ここでは、検見と年貢勘定を取り上げます。検見は、年貢量を決めるための作柄調査のことで、年貢勘定は、村単位に課された年貢を村内で分担することです。
 検見では、まず村内で内見と呼ばれる下調査を行い、坪当たりの収量も算出し、内見帳と耕地絵図にまとめ、領主に提出しました。領主は、内見帳と耕地絵図をもとにサンプル検査を行い、年貢量が決められました。検地と同じように、検見でも村人の能力を前提に実施されていたのです。

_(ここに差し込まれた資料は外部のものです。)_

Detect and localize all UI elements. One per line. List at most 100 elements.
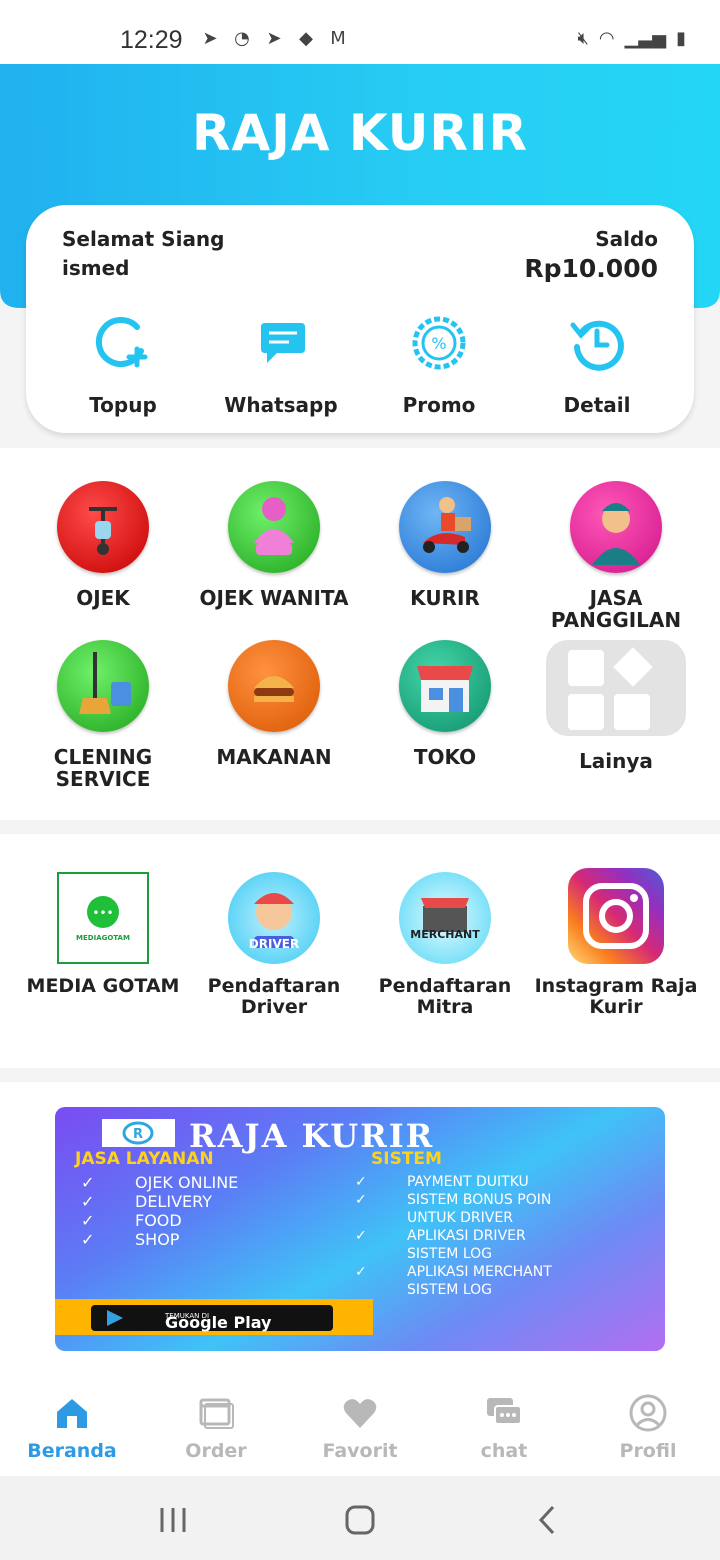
list-item: SISTEM LOG (407, 1246, 492, 1262)
service-makanan[interactable]: MAKANAN (188, 640, 360, 768)
shop-icon (399, 640, 491, 732)
whatsapp-notif-icon: ◔ (234, 28, 250, 49)
list-item: UNTUK DRIVER (407, 1210, 513, 1226)
instagram-icon (568, 868, 664, 964)
link-instagram-label: Instagram Raja Kurir (534, 975, 698, 1018)
nav-chat[interactable]: chat (432, 1378, 576, 1476)
list-item: DELIVERY (135, 1192, 212, 1211)
service-cleaning-label: CLENING SERVICE (53, 745, 153, 791)
driver-logo: DRIVER (228, 872, 320, 964)
service-ojek-wanita[interactable]: OJEK WANITA (188, 481, 360, 609)
svg-text:•••: ••• (92, 906, 113, 920)
checkmarks-right: ✓ ✓ ✓ ✓ (355, 1174, 367, 1280)
balance-block: Saldo Rp10.000 (524, 225, 658, 284)
wifi-icon: ◠ (598, 28, 615, 49)
list-item: APLIKASI DRIVER (407, 1228, 526, 1244)
list-item: OJEK ONLINE (135, 1173, 239, 1192)
system-icons: 🔇︎ ◠ ▁▃▅ ▮ (578, 28, 687, 49)
nav-order[interactable]: Order (144, 1378, 288, 1476)
list-item: FOOD (135, 1211, 182, 1230)
nav-beranda-label: Beranda (27, 1440, 117, 1462)
nav-beranda[interactable]: Beranda (0, 1378, 144, 1476)
whatsapp-label: Whatsapp (224, 393, 338, 417)
service-toko-label: TOKO (413, 745, 477, 769)
topup-icon (95, 317, 148, 368)
balance-value: Rp10.000 (524, 254, 658, 283)
link-instagram[interactable]: Instagram Raja Kurir (530, 868, 702, 1018)
checkmarks-left: ✓ ✓ ✓ ✓ (81, 1173, 95, 1249)
bottom-navigation: Beranda Order Favorit chat Profil (0, 1378, 720, 1476)
history-icon (570, 320, 624, 371)
merchant-logo-text: MERCHANT (410, 928, 480, 941)
promo-button[interactable]: % Promo (360, 313, 518, 417)
detail-button[interactable]: Detail (518, 313, 676, 417)
app-title: RAJA KURIR (192, 104, 528, 162)
store-name: Google Play (165, 1313, 272, 1332)
service-makanan-label: MAKANAN (216, 745, 332, 769)
google-play-badge[interactable]: TEMUKAN DI Google Play (91, 1305, 333, 1332)
svg-text:R: R (133, 1127, 143, 1142)
link-media-gotam-label: MEDIA GOTAM (26, 975, 180, 997)
quick-actions: Topup Whatsapp % Promo Detail (26, 313, 694, 417)
home-icon (57, 1399, 87, 1428)
service-kurir-label: KURIR (410, 586, 480, 610)
service-jasa-panggilan[interactable]: JASA PANGGILAN (530, 481, 702, 631)
link-media-gotam[interactable]: ••• MEDIAGOTAM MEDIA GOTAM (17, 872, 189, 997)
promo-icon: % (412, 316, 466, 370)
home-button-icon[interactable] (344, 1504, 376, 1536)
merchant-logo: MERCHANT (399, 872, 491, 964)
nav-favorit[interactable]: Favorit (288, 1378, 432, 1476)
promo-label: Promo (402, 393, 476, 417)
links-row: ••• MEDIAGOTAM MEDIA GOTAM DRIVER Pendaf… (0, 834, 720, 1068)
nav-chat-label: chat (480, 1440, 528, 1462)
heart-icon (343, 1399, 377, 1428)
link-pendaftaran-driver-label: Pendaftaran Driver (207, 975, 341, 1018)
greeting-text: Selamat Siang (62, 227, 225, 251)
whatsapp-button[interactable]: Whatsapp (202, 313, 360, 417)
account-card: Selamat Siang ismed Saldo Rp10.000 Topup… (26, 205, 694, 433)
worker-icon (570, 481, 662, 573)
topup-label: Topup (89, 393, 157, 417)
service-lainya[interactable]: Lainya (530, 640, 702, 772)
clock: 12:29 (120, 26, 183, 54)
more-grid-icon (546, 640, 686, 736)
list-item: SHOP (135, 1230, 180, 1249)
system-navigation-bar (0, 1476, 720, 1560)
link-pendaftaran-mitra[interactable]: MERCHANT Pendaftaran Mitra (359, 872, 531, 1018)
service-cleaning[interactable]: CLENING SERVICE (17, 640, 189, 790)
link-pendaftaran-driver[interactable]: DRIVER Pendaftaran Driver (188, 872, 360, 1018)
nav-profil-label: Profil (619, 1440, 677, 1462)
service-toko[interactable]: TOKO (359, 640, 531, 768)
services-grid: OJEK OJEK WANITA KURIR JASA PANGGILAN CL… (0, 448, 720, 820)
play-store-icon (107, 1310, 123, 1326)
list-item: SISTEM BONUS POIN (407, 1192, 552, 1208)
service-kurir[interactable]: KURIR (359, 481, 531, 609)
telegram-icon: ➤ (202, 28, 218, 49)
whatsapp-icon (261, 323, 305, 363)
link-pendaftaran-mitra-label: Pendaftaran Mitra (378, 975, 512, 1018)
service-ojek[interactable]: OJEK (17, 481, 189, 609)
topup-button[interactable]: Topup (44, 313, 202, 417)
svg-text:%: % (431, 334, 446, 353)
back-icon[interactable] (536, 1504, 558, 1536)
mediagotam-logo: ••• MEDIAGOTAM (57, 872, 149, 964)
banner-heading-services: JASA LAYANAN (75, 1149, 214, 1169)
profile-icon (629, 1394, 667, 1432)
nav-favorit-label: Favorit (322, 1440, 398, 1462)
service-lainya-label: Lainya (579, 749, 653, 773)
promo-banner-section: R RAJA KURIR JASA LAYANAN SISTEM OJEK ON… (0, 1082, 720, 1378)
promo-banner[interactable]: R RAJA KURIR JASA LAYANAN SISTEM OJEK ON… (55, 1107, 665, 1351)
female-rider-icon (228, 481, 320, 573)
balance-label: Saldo (595, 227, 658, 251)
telegram-icon: ➤ (266, 28, 282, 49)
app-notif-icon: ◆ (299, 28, 313, 49)
cleaning-icon (57, 640, 149, 732)
order-icon (199, 1398, 234, 1429)
brand-logo: R (102, 1119, 175, 1147)
notification-icons: ➤ ◔ ➤ ◆ M (198, 28, 350, 50)
mute-icon: 🔇︎ (577, 28, 589, 49)
nav-profil[interactable]: Profil (576, 1378, 720, 1476)
mediagotam-logo-text: MEDIAGOTAM (76, 934, 130, 942)
recent-apps-icon[interactable] (158, 1506, 188, 1534)
chat-icon (487, 1398, 522, 1425)
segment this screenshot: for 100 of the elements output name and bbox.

 従来の村請制のイメージでは、年貢納入の連帯責任の側面のみが強調されてきました。しかし、村単位に課された年貢は、あくまでサンプル検査による概数であり、そのまま個々人に割り当てることはできませんでした。そのため、村単位に課された年貢を各戸に割り当てる際の調整は、村に委ねられていたと考えられます。
 一方、このような年貢勘定の在り方は、村内で対立を生むことになり、数多くの村方騒動が起きました。騒動が頻発することは、領主の事務を圧迫することになり、領主は騒動の抑制を図るようになりました。17世紀の後半には、年貢量を村内で公開すること、年貢勘定に村人全般が立ち会うこと、年貢勘定の結果の承諾書を集めておくことが法令で義務付けられました。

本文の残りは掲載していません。